The goal of the SEC’s exam was to protect investors, identify and monitor risks, and improve industry practices. The EXAMS staff observed the following three risks from investment advisors.
Conduct Inconsistent with Disclosures
EXAMS staff observed the failure of private fund advisors to act in accordance with material disclosures to investors. For example, certain private fund advisors failed to follow the practices of the written agreements, such as limited partnership agreements, between fund managers. EXAMS staff observed that there were fund disclosures and transactions that were not reviewed, consented, or approved between the limited partners or general partners when the agreements called for such approvals. In addition, certain private fund advisors did not follow the terms of the agreements in relation to the calculations of management fees which resulted in inaccurate management fees being charged.
Use of Misleading Disclosures Regarding Performance and Marketing
Staff observed that certain private fund advisors provided inaccurate or misleading disclosures about their track record.
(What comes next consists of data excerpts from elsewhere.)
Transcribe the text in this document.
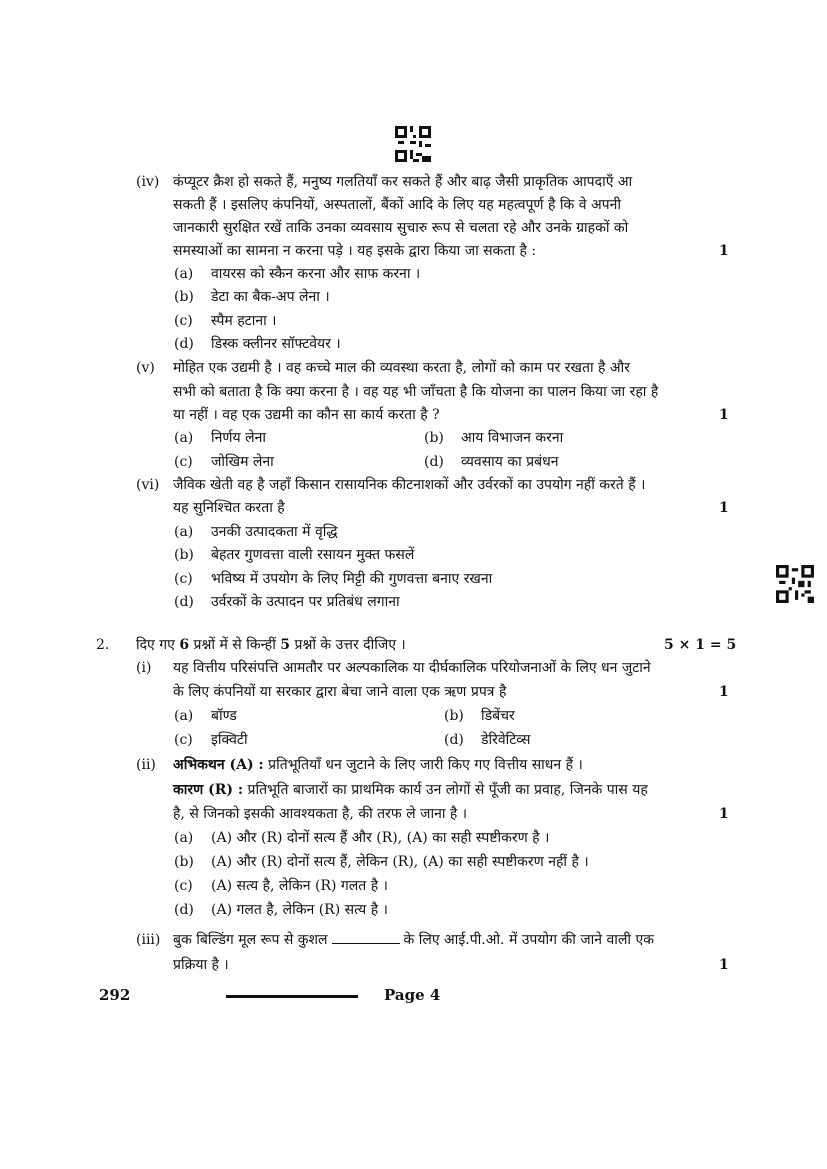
(iv) कंप्यूटर क्रैश हो सकते हैं, मनुष्य गलतियाँ कर सकते हैं और बाढ़ जैसी प्राकृतिक आपदाएँ आ
सकती हैं । इसलिए कंपनियों, अस्पतालों, बैंकों आदि के लिए यह महत्वपूर्ण है कि वे अपनी
जानकारी सुरक्षित रखें ताकि उनका व्यवसाय सुचारु रूप से चलता रहे और उनके ग्राहकों को
समस्याओं का सामना न करना पड़े । यह इसके द्वारा किया जा सकता है :	1
(a) वायरस को स्कैन करना और साफ करना ।
(b) डेटा का बैक-अप लेना ।
(c) स्पैम हटाना ।
(d) डिस्क क्लीनर सॉफ्टवेयर ।
(v) मोहित एक उद्यमी है । वह कच्चे माल की व्यवस्था करता है, लोगों को काम पर रखता है और
सभी को बताता है कि क्या करना है । वह यह भी जाँचता है कि योजना का पालन किया जा रहा है
या नहीं । वह एक उद्यमी का कौन सा कार्य करता है ?	1
(a) निर्णय लेना	(b) आय विभाजन करना
(c) जोखिम लेना	(d) व्यवसाय का प्रबंधन
(vi) जैविक खेती वह है जहाँ किसान रासायनिक कीटनाशकों और उर्वरकों का उपयोग नहीं करते हैं ।
यह सुनिश्चित करता है	1
(a) उनकी उत्पादकता में वृद्धि
(b) बेहतर गुणवत्ता वाली रसायन मुक्त फसलें
(c) भविष्य में उपयोग के लिए मिट्टी की गुणवत्ता बनाए रखना
(d) उर्वरकों के उत्पादन पर प्रतिबंध लगाना
2. दिए गए 6 प्रश्नों में से किन्हीं 5 प्रश्नों के उत्तर दीजिए ।	5 × 1 = 5
(i) यह वित्तीय परिसंपत्ति आमतौर पर अल्पकालिक या दीर्घकालिक परियोजनाओं के लिए धन जुटाने
के लिए कंपनियों या सरकार द्वारा बेचा जाने वाला एक ऋण प्रपत्र है	1
(a) बॉण्ड	(b) डिबेंचर
(c) इक्विटी	(d) डेरिवेटिव्स
(ii) अभिकथन (A) : प्रतिभूतियाँ धन जुटाने के लिए जारी किए गए वित्तीय साधन हैं ।
कारण (R) : प्रतिभूति बाजारों का प्राथमिक कार्य उन लोगों से पूँजी का प्रवाह, जिनके पास यह
है, से जिनको इसकी आवश्यकता है, की तरफ ले जाना है ।	1
(a) (A) और (R) दोनों सत्य हैं और (R), (A) का सही स्पष्टीकरण है ।
(b) (A) और (R) दोनों सत्य हैं, लेकिन (R), (A) का सही स्पष्टीकरण नहीं है ।
(c) (A) सत्य है, लेकिन (R) गलत है ।
(d) (A) गलत है, लेकिन (R) सत्य है ।
(iii) बुक बिल्डिंग मूल रूप से कुशल	के लिए आई.पी.ओ. में उपयोग की जाने वाली एक
प्रक्रिया है ।	1
292	Page 4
EXAMS staff observed that certain private fund advisors did not market all track records, but only presented a cherry-picked track record. In certain instances, EXAMS noted that private fund advisors failed to disclose material leverage on a fund’s performance. Likewise, certain private fund advisors failed to follow portability requirements, resulting in incomplete prior track records.
Due Diligence Failures
EXAMS staff observed potential due diligence failures relating to the selection of underlying investments or funds. An investment advisor must have reasonable belief that it is providing advice which is in the best interests of its clients. For example, the staff observed that certain advisors failed to address compliance and internal controls of private funds in which they invested. This includes failing to perform due diligence on important service providers.
Conclusion
It’s important to follow client agreements and provide useful, consistent disclosures. It is common for agreements to specify events that require investor consent, and it is critical for private fund advisors to seek such consent when those circumstances arise.
Performance and marketing are commonly cited areas of concern in SEC examinations. Problems can arise when aggressive marketing or unknowledgeable personnel put together performance presentations and advertisements. Although not an SEC requirement, we note that many firms follow the investment reporting requirements of the Global Investment Performance Standards (GIPS) as a best practice.
Private fund advisors that invest in underlying funds have unique concerns. There is no substitute for performing proper operational due diligence in these underlying structures. Addressing the underlying fund’s internal controls and compliance are key components of the process.
Great investment selection is important, but it’s not enough. Investment advisors have a fiduciary duty under the Investment Advisors Act of 1940. Failure to heed fiduciary duties is a disservice to a firm’s clients and presents heightened regulatory risk.